Mirza S. J. Am. Acad. Child Adolesc. Psychiatry 2024; 63(1): 20-22.

Copyright

(Copyright © 2024, American Academy of Child Adolescent Psychiatry, Publisher Lippincott Williams and Wilkins)

DOI

10.1016/j.jaac.2023.09.534

PMID

37774968

Abstract

Internalizing problems contribute to significant distress and despair across the lifespan,1 as well as risk for suicide death. Understanding their associated patterns of development, especially in early life, could be key to identifying novel, upstream preventive and interventional strategies. Stressors and early seeds of dysfunction in the first phases of life, particularly during sensitive periods of developmental organization, can have powerful, lasting consequences across multiple levels of functioning.2 These cascade-inducing effectors are dynamic, and they are attuned to their particular contexts.

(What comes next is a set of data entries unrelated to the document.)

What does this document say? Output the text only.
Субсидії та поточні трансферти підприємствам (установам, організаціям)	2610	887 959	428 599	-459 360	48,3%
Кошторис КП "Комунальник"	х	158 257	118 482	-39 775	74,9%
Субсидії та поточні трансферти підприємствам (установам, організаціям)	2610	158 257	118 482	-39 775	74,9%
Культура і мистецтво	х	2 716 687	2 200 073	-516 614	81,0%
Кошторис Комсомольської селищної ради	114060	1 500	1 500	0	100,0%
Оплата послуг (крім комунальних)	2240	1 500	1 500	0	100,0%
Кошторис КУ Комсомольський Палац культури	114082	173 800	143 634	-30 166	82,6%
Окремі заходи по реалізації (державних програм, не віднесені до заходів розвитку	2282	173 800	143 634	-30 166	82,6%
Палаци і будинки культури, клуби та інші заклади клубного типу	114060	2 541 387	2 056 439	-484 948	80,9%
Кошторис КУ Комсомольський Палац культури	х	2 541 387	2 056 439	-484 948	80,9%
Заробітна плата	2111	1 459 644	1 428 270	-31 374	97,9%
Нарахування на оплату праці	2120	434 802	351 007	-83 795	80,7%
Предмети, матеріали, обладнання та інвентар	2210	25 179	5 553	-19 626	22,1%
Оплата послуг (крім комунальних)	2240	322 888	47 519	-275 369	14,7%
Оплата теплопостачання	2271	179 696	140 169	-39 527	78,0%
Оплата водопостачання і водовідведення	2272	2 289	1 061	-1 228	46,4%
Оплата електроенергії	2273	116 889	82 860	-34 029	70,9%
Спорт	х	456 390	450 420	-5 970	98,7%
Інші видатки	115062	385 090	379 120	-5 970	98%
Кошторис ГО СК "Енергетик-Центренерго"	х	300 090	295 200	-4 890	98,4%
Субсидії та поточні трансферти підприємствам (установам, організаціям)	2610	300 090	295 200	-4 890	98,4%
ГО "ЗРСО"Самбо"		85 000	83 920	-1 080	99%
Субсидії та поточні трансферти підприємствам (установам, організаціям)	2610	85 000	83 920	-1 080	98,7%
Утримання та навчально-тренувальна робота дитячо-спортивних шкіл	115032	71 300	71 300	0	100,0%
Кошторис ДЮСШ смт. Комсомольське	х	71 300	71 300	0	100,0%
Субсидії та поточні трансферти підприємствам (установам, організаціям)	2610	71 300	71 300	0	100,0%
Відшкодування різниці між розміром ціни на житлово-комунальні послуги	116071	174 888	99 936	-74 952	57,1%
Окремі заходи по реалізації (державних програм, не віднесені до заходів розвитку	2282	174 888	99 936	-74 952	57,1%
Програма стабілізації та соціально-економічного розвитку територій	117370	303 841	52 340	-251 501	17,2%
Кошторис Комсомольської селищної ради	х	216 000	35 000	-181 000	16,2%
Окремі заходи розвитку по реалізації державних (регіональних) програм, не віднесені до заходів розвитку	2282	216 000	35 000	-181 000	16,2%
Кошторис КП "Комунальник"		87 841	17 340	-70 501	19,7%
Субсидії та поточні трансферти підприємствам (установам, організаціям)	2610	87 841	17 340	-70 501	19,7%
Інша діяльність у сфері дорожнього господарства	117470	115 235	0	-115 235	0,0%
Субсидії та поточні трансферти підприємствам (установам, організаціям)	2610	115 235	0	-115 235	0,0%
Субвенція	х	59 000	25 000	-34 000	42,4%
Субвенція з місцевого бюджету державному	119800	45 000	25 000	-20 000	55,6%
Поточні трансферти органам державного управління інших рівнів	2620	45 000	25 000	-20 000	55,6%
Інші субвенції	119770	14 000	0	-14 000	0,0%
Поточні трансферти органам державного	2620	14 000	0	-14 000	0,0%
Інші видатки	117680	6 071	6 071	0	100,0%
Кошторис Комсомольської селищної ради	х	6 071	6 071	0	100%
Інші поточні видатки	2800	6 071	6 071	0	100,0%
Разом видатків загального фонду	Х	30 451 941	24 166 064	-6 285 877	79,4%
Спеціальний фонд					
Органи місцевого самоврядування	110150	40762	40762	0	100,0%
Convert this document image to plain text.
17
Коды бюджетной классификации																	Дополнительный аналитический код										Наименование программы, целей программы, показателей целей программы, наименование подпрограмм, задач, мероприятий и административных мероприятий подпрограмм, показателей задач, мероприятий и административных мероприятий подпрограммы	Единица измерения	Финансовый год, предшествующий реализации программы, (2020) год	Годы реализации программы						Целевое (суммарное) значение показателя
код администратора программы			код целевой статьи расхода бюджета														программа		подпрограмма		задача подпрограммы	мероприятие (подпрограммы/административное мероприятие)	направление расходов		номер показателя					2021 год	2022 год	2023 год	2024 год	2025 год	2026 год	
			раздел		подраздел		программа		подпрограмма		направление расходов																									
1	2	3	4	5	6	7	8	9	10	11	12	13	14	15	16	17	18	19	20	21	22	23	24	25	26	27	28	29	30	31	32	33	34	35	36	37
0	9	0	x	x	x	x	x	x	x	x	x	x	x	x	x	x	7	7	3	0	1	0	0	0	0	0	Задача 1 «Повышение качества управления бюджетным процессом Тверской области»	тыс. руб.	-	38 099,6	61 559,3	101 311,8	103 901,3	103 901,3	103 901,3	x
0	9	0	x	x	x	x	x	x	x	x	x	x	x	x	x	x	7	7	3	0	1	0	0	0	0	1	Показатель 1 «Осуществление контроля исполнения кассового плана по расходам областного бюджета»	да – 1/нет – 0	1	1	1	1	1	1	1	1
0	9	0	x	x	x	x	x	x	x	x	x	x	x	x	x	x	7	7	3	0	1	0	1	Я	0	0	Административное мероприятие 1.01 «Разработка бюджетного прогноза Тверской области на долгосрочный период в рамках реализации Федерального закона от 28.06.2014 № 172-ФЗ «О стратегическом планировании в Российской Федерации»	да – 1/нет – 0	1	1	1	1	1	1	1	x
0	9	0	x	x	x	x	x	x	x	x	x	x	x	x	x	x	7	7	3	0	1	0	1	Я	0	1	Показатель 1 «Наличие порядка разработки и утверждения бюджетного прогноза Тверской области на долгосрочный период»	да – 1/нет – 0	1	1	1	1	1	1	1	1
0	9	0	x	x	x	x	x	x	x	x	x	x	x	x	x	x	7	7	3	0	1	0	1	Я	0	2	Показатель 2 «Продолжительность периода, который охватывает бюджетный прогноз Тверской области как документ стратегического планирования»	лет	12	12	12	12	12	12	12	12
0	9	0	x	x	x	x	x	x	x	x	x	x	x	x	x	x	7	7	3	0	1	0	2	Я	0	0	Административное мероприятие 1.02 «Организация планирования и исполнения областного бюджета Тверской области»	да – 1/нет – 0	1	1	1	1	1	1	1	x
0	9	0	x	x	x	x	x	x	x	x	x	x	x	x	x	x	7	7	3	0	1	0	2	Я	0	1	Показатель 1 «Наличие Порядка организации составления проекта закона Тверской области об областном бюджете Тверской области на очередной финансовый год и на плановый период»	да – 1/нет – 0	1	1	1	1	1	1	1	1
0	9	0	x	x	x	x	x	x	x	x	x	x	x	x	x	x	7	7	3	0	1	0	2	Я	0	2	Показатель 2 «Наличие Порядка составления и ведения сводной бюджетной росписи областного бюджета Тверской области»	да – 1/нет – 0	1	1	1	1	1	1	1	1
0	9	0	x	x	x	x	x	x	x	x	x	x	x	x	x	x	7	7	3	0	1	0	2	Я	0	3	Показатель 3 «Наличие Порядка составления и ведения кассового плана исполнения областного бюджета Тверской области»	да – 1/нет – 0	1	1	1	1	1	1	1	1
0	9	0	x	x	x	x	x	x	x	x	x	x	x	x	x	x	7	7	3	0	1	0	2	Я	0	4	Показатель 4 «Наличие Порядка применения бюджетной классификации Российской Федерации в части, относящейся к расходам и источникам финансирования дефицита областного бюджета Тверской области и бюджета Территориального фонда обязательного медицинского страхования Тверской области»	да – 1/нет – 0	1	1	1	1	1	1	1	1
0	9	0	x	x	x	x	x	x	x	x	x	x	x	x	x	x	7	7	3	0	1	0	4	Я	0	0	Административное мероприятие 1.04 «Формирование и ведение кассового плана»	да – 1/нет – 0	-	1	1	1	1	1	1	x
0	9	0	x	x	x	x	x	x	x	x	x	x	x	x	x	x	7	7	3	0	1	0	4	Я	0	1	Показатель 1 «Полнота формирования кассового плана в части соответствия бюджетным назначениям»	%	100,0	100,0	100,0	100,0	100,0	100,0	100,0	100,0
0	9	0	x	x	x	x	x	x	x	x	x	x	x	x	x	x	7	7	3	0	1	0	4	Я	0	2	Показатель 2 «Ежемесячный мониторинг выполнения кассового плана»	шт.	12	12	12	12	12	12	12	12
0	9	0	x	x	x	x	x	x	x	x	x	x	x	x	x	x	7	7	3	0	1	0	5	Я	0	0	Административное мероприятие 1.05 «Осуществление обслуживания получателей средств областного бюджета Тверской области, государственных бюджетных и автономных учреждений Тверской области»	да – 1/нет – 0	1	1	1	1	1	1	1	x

For example, risk confined to a circumscribed period of development may differ from more extended, chronic disturbances.3 When early patterns of functioning are considered, their variability across development may likewise provide insight into their embedding into models, relationships, and circuits that will be carried forward and possibly eventuate to negative outcomes. Therefore, modeling risk as a dynamic process, particularly in the language of trajectories, may best capture the effects on patterns of ontogenesis.